Africa's Richest Kings is a ranking of Africa's wealthiest monarchs, compiled and published by the American business magazine, Forbes, in March 2014.  The total net worth of each individual on the list is estimated, in United States dollars, based on their assets and accounting for debt.  Politicians and dictators whose wealth comes from their positions are excluded from this list, as the term king is deemed by the evaluators  to refer to either sovereign or constituent monarchs who reign due to monarchical tradition.

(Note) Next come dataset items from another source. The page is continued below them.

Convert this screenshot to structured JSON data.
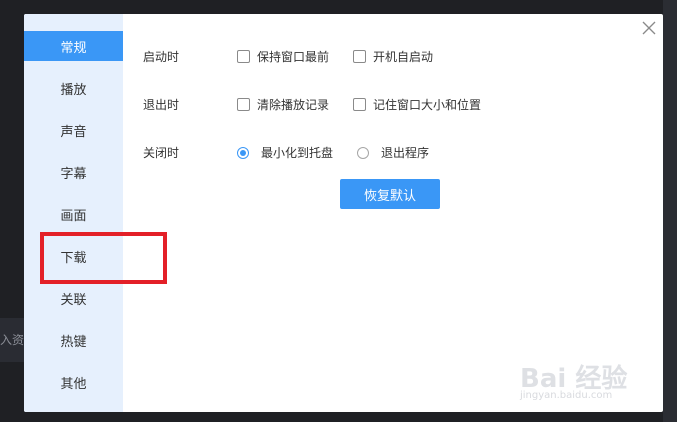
{
  "background": {
    "left_text": "入资源"
  },
  "sidebar": {
    "items": [
      {
        "label": "常规",
        "active": true
      },
      {
        "label": "播放"
      },
      {
        "label": "声音"
      },
      {
        "label": "字幕"
      },
      {
        "label": "画面"
      },
      {
        "label": "下载"
      },
      {
        "label": "关联"
      },
      {
        "label": "热键"
      },
      {
        "label": "其他"
      }
    ]
  },
  "settings": {
    "startup": {
      "label": "启动时",
      "options": [
        {
          "label": "保持窗口最前",
          "checked": false
        },
        {
          "label": "开机自启动",
          "checked": false
        }
      ]
    },
    "exit": {
      "label": "退出时",
      "options": [
        {
          "label": "清除播放记录",
          "checked": false
        },
        {
          "label": "记住窗口大小和位置",
          "checked": false
        }
      ]
    },
    "close": {
      "label": "关闭时",
      "options": [
        {
          "label": "最小化到托盘",
          "selected": true
        },
        {
          "label": "退出程序",
          "selected": false
        }
      ]
    },
    "restore_label": "恢复默认"
  },
  "watermark": {
    "logo": "Bai 经验",
    "url": "jingyan.baidu.com"
  },
  "colors": {
    "accent": "#3a97f6",
    "sidebar_bg": "#e6f0fd",
    "highlight": "#e32028"
  }
}
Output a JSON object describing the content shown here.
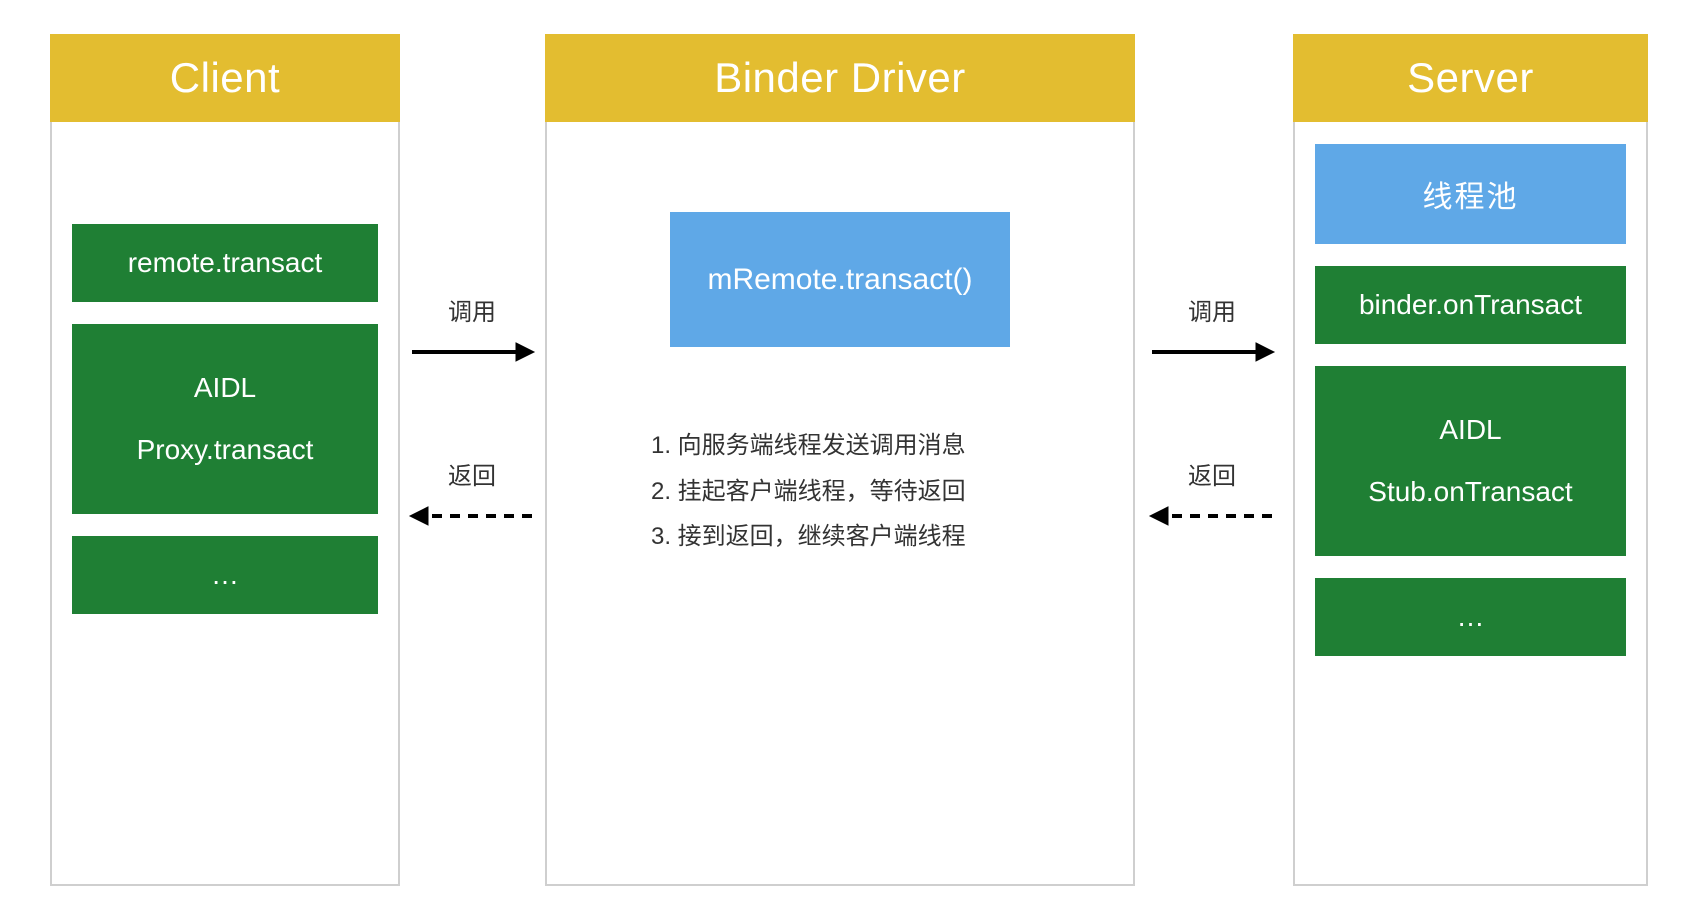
{
  "colors": {
    "gold": "#e3bd30",
    "green": "#1f7f34",
    "blue": "#5fa8e7",
    "border": "#cfcfcf"
  },
  "client": {
    "title": "Client",
    "box1": "remote.transact",
    "aidl_line1": "AIDL",
    "aidl_line2": "Proxy.transact",
    "more": "…"
  },
  "driver": {
    "title": "Binder Driver",
    "transact": "mRemote.transact()",
    "step1": "1.  向服务端线程发送调用消息",
    "step2": "2.  挂起客户端线程，等待返回",
    "step3": "3.  接到返回，继续客户端线程"
  },
  "server": {
    "title": "Server",
    "threadpool": "线程池",
    "onTransact": "binder.onTransact",
    "aidl_line1": "AIDL",
    "aidl_line2": "Stub.onTransact",
    "more": "…"
  },
  "arrows": {
    "call": "调用",
    "ret": "返回"
  }
}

As of March 2014, King Mohammed VI of Morocco topped the list with US$2 billion, while Nigerian oil magnate King Fredrick Obateru Akinruntan, the Olugbo of the Ugbo Kingdom, came second on the list with $300 million. He surpassed fellow Nigerian King Olubuse II, the Ooni of Ife, worth at least $75 million and the Ngwenyama of Eswatini, King Mswati III, who was himself worth at least $50 million. Rounding out the top five was the Ghanaian King Osei Tutu II, Asantehene of the Ashanti, with $10 million.

In the time since the period of evaluation, Olubuse II has died. He was succeeded as the Ooni by King Ojaja II, a distant relative, although the personal wealth that was evaluated went to his lineal heirs in the Sijuade family.